We believe that all workers in the platform economy should have access to baseline protections -- from day one, shift one, task one -- and that this should be paid for by the platforms through which they work.
This baseline is needed to protect workers from the risks that occur during work, or that result from the nature of work in the platform economy. We believe this should include (at a minimum) income protection for accident, injury and disability and public liability insurance.
Because these needs do not vary by employment status, we believe they should be made available to all workers in the platform economy.
Given this, we welcome that today’s proposals from the European Commission (the EC) provide clarity that providing necessary benefits and protections to independent workers should not be used as an argument for a change to employment status.
We also believe the proposals give:
- A clearer definition of employment status, and how it is applied and adjudicated, that passes the important test that the people most affected - workers themselves - can understand it.
If effectively implemented at a country level, this would provide the clarity that platforms and workers have long sought.
- A welcome acknowledgement that flexibility over when, where and how to work is a non-negotiable aspect of independent work.
- Recognition of the value of the platform economy (to workers, consumers and the economy) and of the social protections that are an integral part of quality work.
Through our own research -- and our partnerships with pioneering platforms, who didn’t wait for legislation to put benefits and protections in place -- we also know that independent, flexible, work is what workers want.
For example, we asked 1,000 platform economy workers in the UK why they choose to work through the platform that they do. The most cited reason (44% of responses) was flexibility over working hours, time or location. Other studies, including in the EU, make the same point.

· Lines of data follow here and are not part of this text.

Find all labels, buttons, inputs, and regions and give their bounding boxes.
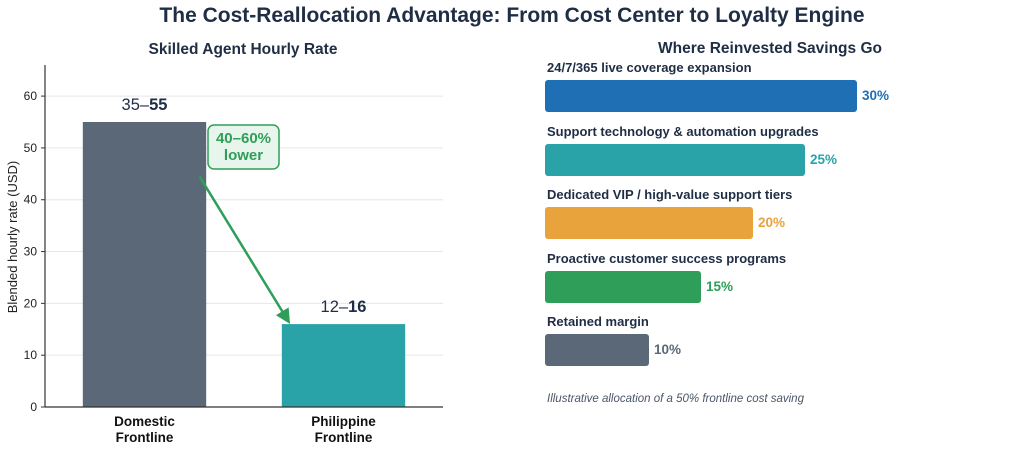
allocation-value-label: 25%: [810, 151, 838, 167]
allocation-value-label: 30%: [862, 88, 890, 103]
x-category-label: Domestic Frontline: [114, 414, 175, 445]
y-tick-label: 20: [24, 296, 38, 310]
y-axis-label: Blended hourly rate (USD): [5, 161, 20, 313]
allocation-bar: [545, 334, 649, 366]
chart-footnote: Illustrative allocation of a 50% frontli…: [547, 393, 804, 405]
left-chart-title: Skilled Agent Hourly Rate: [149, 41, 338, 58]
allocation-label: Retained margin: [547, 314, 649, 329]
allocation-label: Proactive customer success programs: [547, 250, 787, 266]
bar-domestic-frontline: [82, 122, 207, 407]
reduction-arrow: [198, 175, 291, 325]
allocation-bar: [545, 207, 753, 239]
allocation-value-label: 10%: [654, 342, 682, 357]
allocation-bar: [545, 143, 805, 176]
hourly-rate-chart: Skilled Agent Hourly Rate Blended hourly…: [5, 41, 443, 445]
allocation-label: Support technology & automation upgrades: [547, 123, 819, 139]
allocation-label: 24/7/365 live coverage expansion: [547, 60, 752, 75]
allocation-value-label: 15%: [706, 278, 734, 294]
allocation-value-label: 20%: [758, 215, 786, 230]
y-tick-label: 30: [24, 245, 38, 259]
allocation-label: Dedicated VIP / high-value support tiers: [547, 187, 793, 202]
bar-philippine-frontline: [281, 324, 406, 407]
bar-value-label: 35–55: [122, 96, 168, 114]
y-tick-label: 60: [24, 89, 38, 103]
main-title: The Cost-Reallocation Advantage: From Co…: [159, 4, 865, 27]
allocation-bar: [545, 270, 701, 303]
y-tick-label: 0: [30, 400, 37, 414]
x-category-label: Philippine Frontline: [311, 414, 376, 445]
right-chart-title: Where Reinvested Savings Go: [658, 40, 882, 57]
y-tick-label: 40: [24, 193, 38, 207]
bar-value-label: 12–16: [321, 298, 367, 316]
y-tick-label: 10: [24, 348, 38, 362]
allocation-bar: [545, 80, 857, 112]
y-tick-label: 50: [24, 141, 38, 155]
reduction-callout-text: 40–60% lower: [216, 130, 271, 164]
reduction-callout-box: [207, 124, 280, 170]
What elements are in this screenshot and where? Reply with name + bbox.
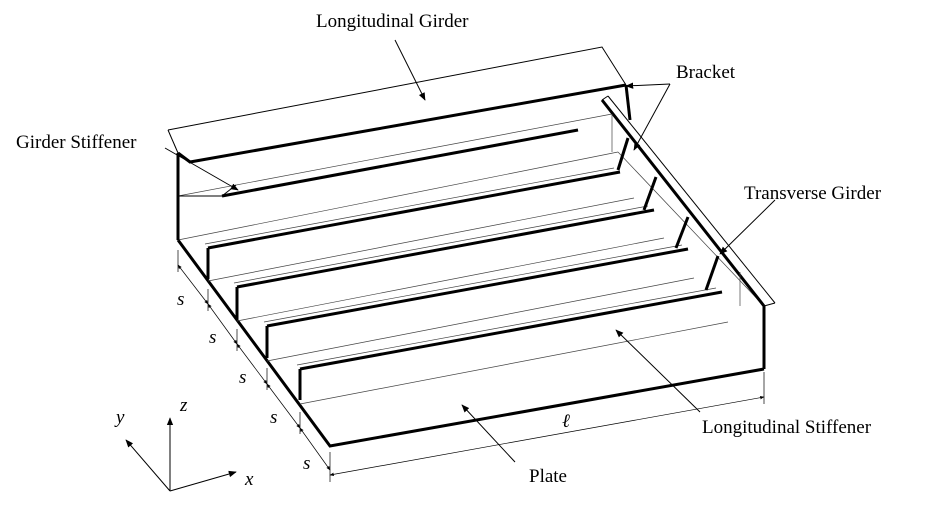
x-axis-label: x [245,469,254,490]
coordinate-axes [125,417,237,492]
girder-stiffener-label: Girder Stiffener [16,132,137,153]
length-label: ℓ [562,411,570,432]
brackets [616,84,720,291]
longitudinal-stiffeners [204,167,729,405]
spacing-label-1: s [177,289,185,310]
longitudinal-girder-label: Longitudinal Girder [316,11,469,32]
longitudinal-girder [167,46,627,240]
spacing-label-3: s [239,367,247,388]
plate-label: Plate [529,466,567,487]
dimension-lines [177,250,765,482]
longitudinal-stiffener-label: Longitudinal Stiffener [702,417,872,438]
z-axis-label: z [180,395,188,416]
transverse-girder-label: Transverse Girder [744,183,882,204]
bracket-label: Bracket [676,62,736,83]
transverse-girder [600,95,776,307]
spacing-label-2: s [209,327,217,348]
y-axis-label: y [116,407,125,428]
spacing-label-5: s [303,453,311,474]
spacing-label-4: s [270,407,278,428]
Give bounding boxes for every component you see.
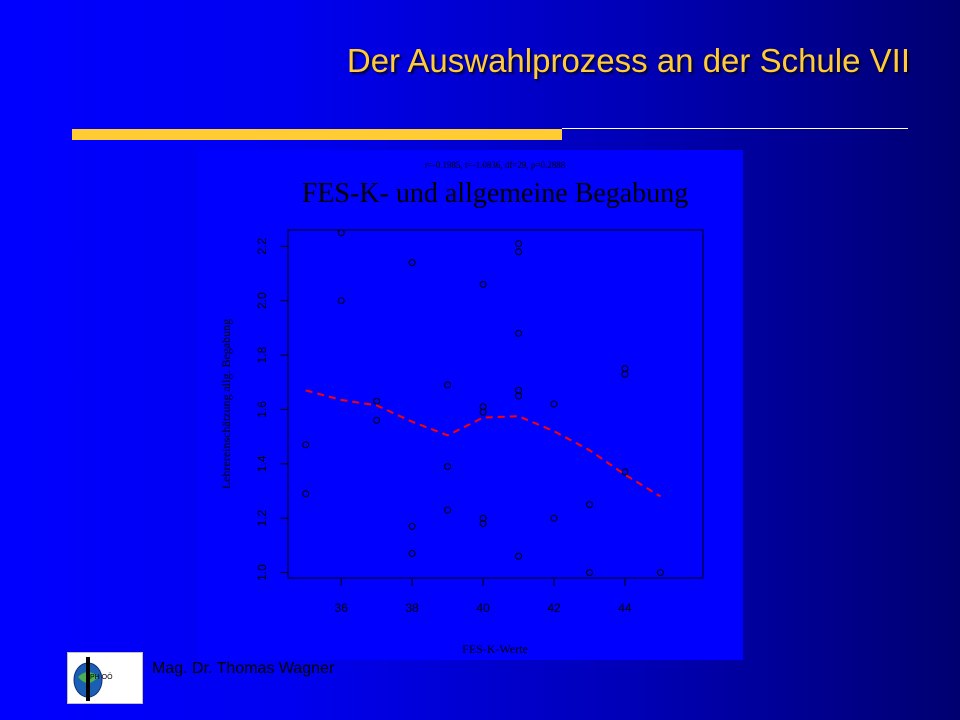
data-point — [479, 408, 487, 416]
chart-title: FES-K- und allgemeine Begabung — [302, 178, 688, 209]
y-tick-label: 1.8 — [255, 346, 269, 363]
slide-title: Der Auswahlprozess an der Schule VII — [346, 42, 910, 79]
data-point — [337, 229, 345, 237]
title-divider-line — [562, 128, 908, 129]
data-point — [408, 522, 416, 530]
data-point — [444, 463, 452, 471]
data-points — [302, 229, 664, 577]
author-name: Mag. Dr. Thomas Wagner — [152, 660, 335, 677]
data-point — [444, 506, 452, 514]
data-point — [550, 400, 558, 408]
y-tick-label: 1.6 — [255, 401, 269, 418]
data-point — [515, 248, 523, 256]
data-point — [373, 416, 381, 424]
y-axis-label: Lehrereinschätzung allg. Begabung — [219, 319, 233, 489]
data-point — [408, 550, 416, 558]
data-point — [515, 329, 523, 337]
logo-phi-icon: PH OÖ — [73, 657, 113, 701]
data-point — [302, 490, 310, 498]
x-axis: 36 38 40 42 44 — [335, 578, 632, 615]
x-tick-label: 42 — [547, 601, 561, 615]
data-point — [479, 520, 487, 528]
data-point — [515, 386, 523, 394]
data-point — [585, 501, 593, 509]
data-point — [479, 403, 487, 411]
x-tick-label: 44 — [618, 601, 632, 615]
data-point — [515, 240, 523, 248]
x-tick-label: 40 — [476, 601, 490, 615]
data-point — [302, 441, 310, 449]
data-point — [550, 514, 558, 522]
y-tick-label: 1.4 — [255, 455, 269, 472]
data-point — [585, 569, 593, 577]
data-point — [479, 514, 487, 522]
data-point — [515, 392, 523, 400]
chart-stats-line: r=-0.1985, t=-1.0836, df=29, p=0.2888 — [425, 160, 566, 170]
data-point — [337, 297, 345, 305]
chart-background — [198, 150, 743, 660]
plot-frame — [287, 229, 704, 579]
data-point — [408, 259, 416, 267]
data-point — [656, 569, 664, 577]
smoothing-line — [305, 389, 661, 498]
data-point — [373, 397, 381, 405]
ph-ooe-logo: PH OÖ — [67, 652, 143, 704]
x-tick-label: 36 — [335, 601, 349, 615]
y-tick-label: 1.2 — [255, 510, 269, 527]
data-point — [621, 370, 629, 378]
y-tick-label: 1.0 — [255, 564, 269, 581]
data-point — [515, 552, 523, 560]
logo-text: PH OÖ — [90, 673, 113, 681]
y-axis: 1.0 1.2 1.4 1.6 1.8 2.0 2.2 — [255, 238, 288, 581]
title-accent-bar — [72, 129, 562, 140]
data-point — [479, 280, 487, 288]
x-tick-label: 38 — [405, 601, 419, 615]
data-point — [444, 381, 452, 389]
y-tick-label: 2.0 — [255, 292, 269, 309]
y-tick-label: 2.2 — [255, 238, 269, 255]
data-point — [621, 365, 629, 373]
x-axis-label: FES-K-Werte — [462, 642, 528, 656]
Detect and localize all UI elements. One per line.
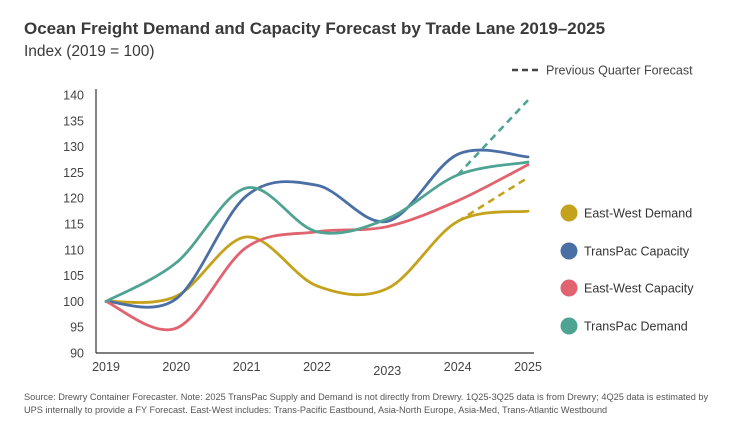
x-tick-label: 2019 xyxy=(92,360,120,374)
legend-label: TransPac Capacity xyxy=(584,245,690,259)
y-tick-label: 120 xyxy=(63,192,84,206)
x-tick-label: 2020 xyxy=(162,360,190,374)
legend-swatch xyxy=(560,242,578,260)
x-tick-label: 2022 xyxy=(303,360,331,374)
chart-subtitle: Index (2019 = 100) xyxy=(24,43,155,60)
x-tick-label: 2025 xyxy=(514,360,542,374)
x-tick-label: 2024 xyxy=(444,360,472,374)
y-tick-label: 140 xyxy=(63,89,84,103)
series-line xyxy=(104,148,530,309)
x-tick-label: 2023 xyxy=(373,364,401,378)
chart-series xyxy=(104,99,530,332)
y-tick-label: 125 xyxy=(63,166,84,180)
line-chart: 90 95 100 105 110 115 120 125 130 135 140 2019 2020 2… xyxy=(63,64,694,379)
x-tick-label: 2021 xyxy=(233,360,261,374)
y-tick-label: 90 xyxy=(70,347,84,361)
y-tick-label: 135 xyxy=(63,114,84,128)
series-line xyxy=(104,160,530,303)
y-tick-label: 110 xyxy=(64,243,84,257)
chart-axes: 90 95 100 105 110 115 120 125 130 135 140 2019 2020 2… xyxy=(63,89,542,379)
y-tick-label: 95 xyxy=(70,321,84,335)
forecast-line xyxy=(456,176,529,223)
series-line xyxy=(104,209,530,304)
source-note: Source: Drewry Container Forecaster. Not… xyxy=(24,392,709,415)
chart-title: Ocean Freight Demand and Capacity Foreca… xyxy=(24,19,606,38)
forecast-legend-label: Previous Quarter Forecast xyxy=(546,64,693,78)
series-line xyxy=(104,163,530,332)
legend-swatch xyxy=(560,279,578,297)
y-tick-label: 105 xyxy=(63,269,84,283)
legend-label: East-West Capacity xyxy=(584,282,694,296)
legend-swatch xyxy=(560,317,578,335)
y-tick-label: 100 xyxy=(63,295,84,309)
y-tick-label: 115 xyxy=(64,218,84,232)
legend-swatch xyxy=(560,204,578,222)
y-tick-label: 130 xyxy=(63,140,84,154)
chart-legend: Previous Quarter Forecast East-West Deman… xyxy=(512,64,694,335)
forecast-line xyxy=(456,99,529,176)
legend-label: East-West Demand xyxy=(584,207,692,221)
legend-label: TransPac Demand xyxy=(584,320,688,334)
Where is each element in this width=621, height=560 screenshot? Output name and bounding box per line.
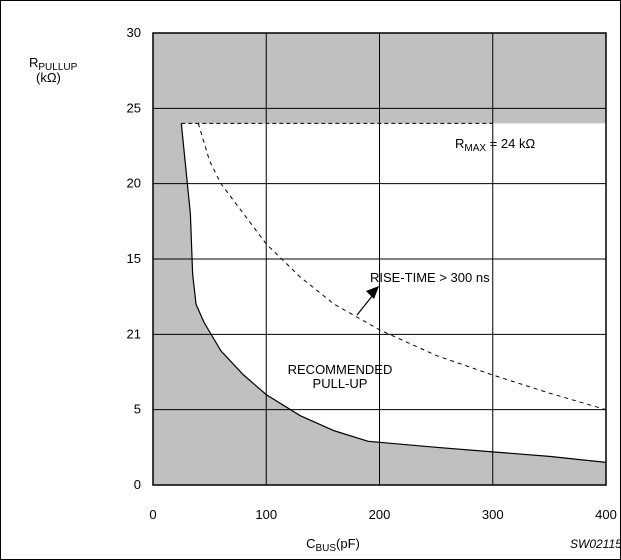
rise-time-curve bbox=[197, 123, 607, 411]
x-tick-label: 200 bbox=[369, 507, 391, 522]
rise-time-label: RISE-TIME > 300 ns bbox=[370, 270, 490, 285]
x-tick-label: 0 bbox=[149, 507, 156, 522]
recommended-region bbox=[181, 123, 606, 463]
x-tick-label: 100 bbox=[255, 507, 277, 522]
x-axis-ticks: 0 100 200 300 400 bbox=[149, 507, 616, 522]
region-label-line2: PULL-UP bbox=[313, 376, 368, 391]
y-axis-ticks: 0 5 21 15 20 25 30 bbox=[127, 25, 141, 492]
y-axis-unit: (kΩ) bbox=[36, 70, 61, 85]
plot-area bbox=[152, 32, 607, 486]
y-tick-label: 30 bbox=[127, 25, 141, 40]
y-tick-label: 0 bbox=[134, 477, 141, 492]
y-tick-label: 20 bbox=[127, 176, 141, 191]
figure-id: SW02115 bbox=[570, 537, 621, 551]
x-tick-label: 300 bbox=[482, 507, 504, 522]
y-tick-label: 15 bbox=[127, 251, 141, 266]
x-axis-label: CBUS(pF) bbox=[306, 536, 360, 554]
rmax-label: RMAX = 24 kΩ bbox=[455, 136, 535, 154]
y-tick-label: 25 bbox=[127, 100, 141, 115]
y-tick-label: 5 bbox=[134, 402, 141, 417]
y-axis-label: RPULLUP bbox=[29, 55, 78, 73]
plot-border bbox=[152, 32, 607, 486]
region-label-line1: RECOMMENDED bbox=[288, 362, 393, 377]
min-boundary-line bbox=[180, 123, 607, 463]
y-tick-label: 21 bbox=[127, 326, 141, 341]
x-tick-label: 400 bbox=[595, 507, 617, 522]
rise-time-arrow bbox=[356, 286, 379, 316]
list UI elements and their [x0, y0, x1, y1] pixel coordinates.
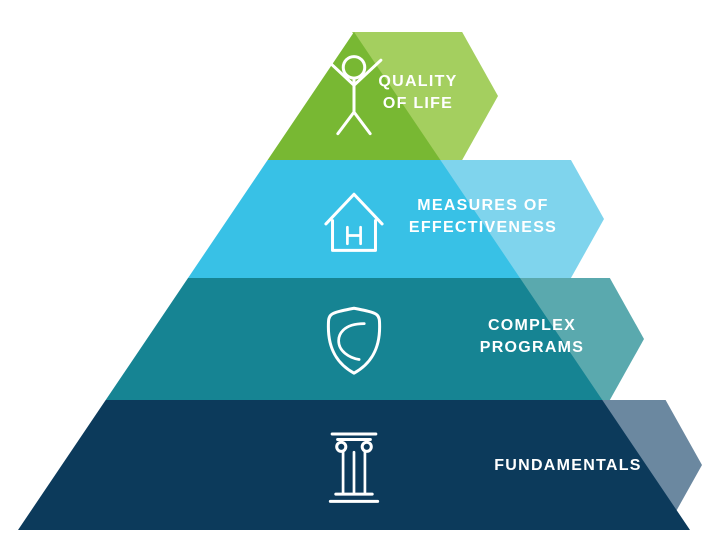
- row-label-complex-programs: PROGRAMS: [480, 339, 584, 356]
- pyramid-row-quality-of-life: QUALITY OF LIFE: [268, 32, 498, 160]
- row-label-complex-programs: COMPLEX: [488, 317, 576, 334]
- row-label-quality-of-life: QUALITY: [378, 73, 457, 90]
- row-label-measures-of-effectiveness: EFFECTIVENESS: [409, 219, 557, 236]
- pyramid-infographic: QUALITY OF LIFE MEASURES OF EFFECTIVENESS CO…: [0, 0, 720, 534]
- pyramid-row-measures-of-effectiveness: MEASURES OF EFFECTIVENESS: [188, 160, 604, 278]
- row-label-fundamentals: FUNDAMENTALS: [494, 457, 642, 474]
- row-label-measures-of-effectiveness: MEASURES OF: [417, 197, 548, 214]
- pyramid-row-fundamentals: FUNDAMENTALS: [18, 400, 702, 530]
- pyramid-row-complex-programs: COMPLEX PROGRAMS: [106, 278, 644, 400]
- row-label-quality-of-life: OF LIFE: [383, 95, 453, 112]
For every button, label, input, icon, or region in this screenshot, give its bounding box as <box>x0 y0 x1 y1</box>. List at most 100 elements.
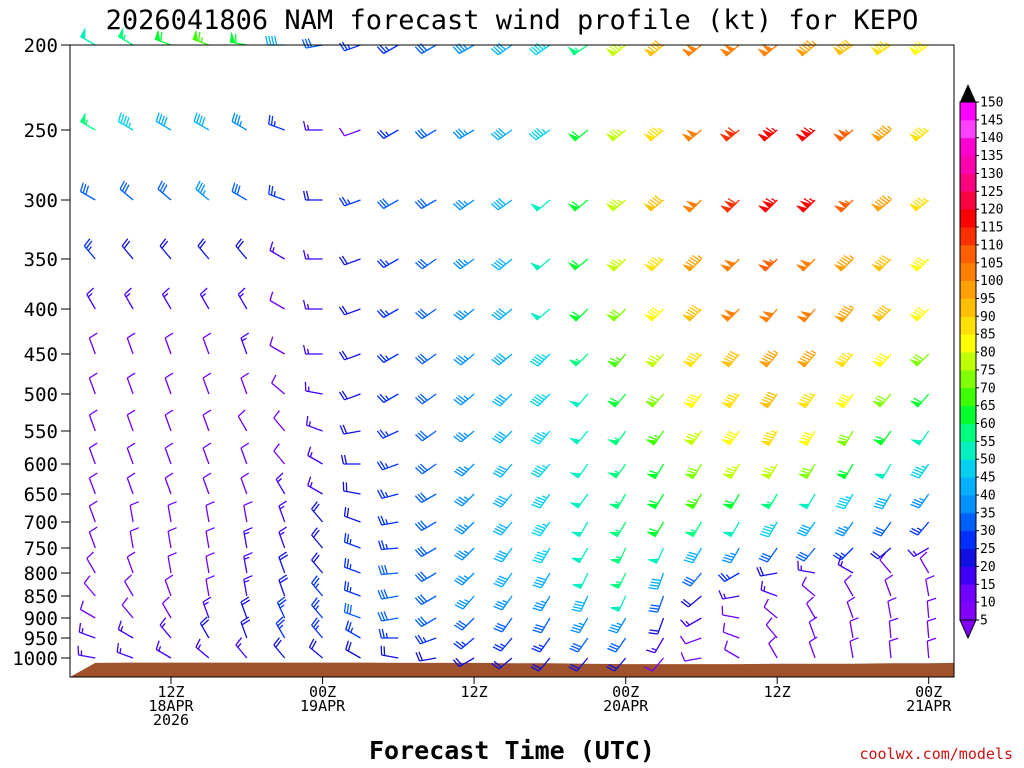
barb-full <box>89 442 98 449</box>
barb-half <box>657 257 663 261</box>
colorbar-label: 65 <box>980 399 996 414</box>
barb-flag <box>79 27 86 40</box>
barb-flag <box>759 360 771 368</box>
colorbar-swatch <box>960 584 976 603</box>
barb-staff <box>126 477 134 495</box>
barb-staff <box>768 642 778 659</box>
barb-half <box>685 620 690 626</box>
x-tick-label: 12Z <box>461 683 488 701</box>
wind-barb <box>887 597 897 619</box>
wind-barb <box>453 393 475 406</box>
barb-full <box>458 466 467 473</box>
wind-barb <box>338 350 361 361</box>
barb-full <box>270 116 274 126</box>
barb-staff <box>126 337 134 355</box>
barb-full <box>86 287 95 295</box>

The flexibility and inclusivity of platform work allows many (who wouldn’t otherwise be able) to participate in the economy, to fit work around their family and social commitments, and to top-up their incomes. Legitimate questions remain about the extent to which the EC proposals would restrict the availability of an important source of earnings.
However, our work at Collective Benefits has shown that it is possible to strengthen independent work while preserving flexibility. We now partner with over 45 pioneering platforms (as a result, supporting over 250,000 members worldwide) to access benefits and protections that are designed around the needs of platform workers.
We stand ready to support platforms to do more, for all variations of employment statuses of the workers who use their apps. For example, through widening the well-being support they offer to include smart crash detection technologies, accessible education and learning, community building or mental and physical health support.
Enhancing worker well-being in the platform economy is why Collective Benefits was created. We’ve always believed that this can, and should, be done. Overall, today’s proposals from the EC offer the missing clarity that will allow us to protect more workers, in more ways.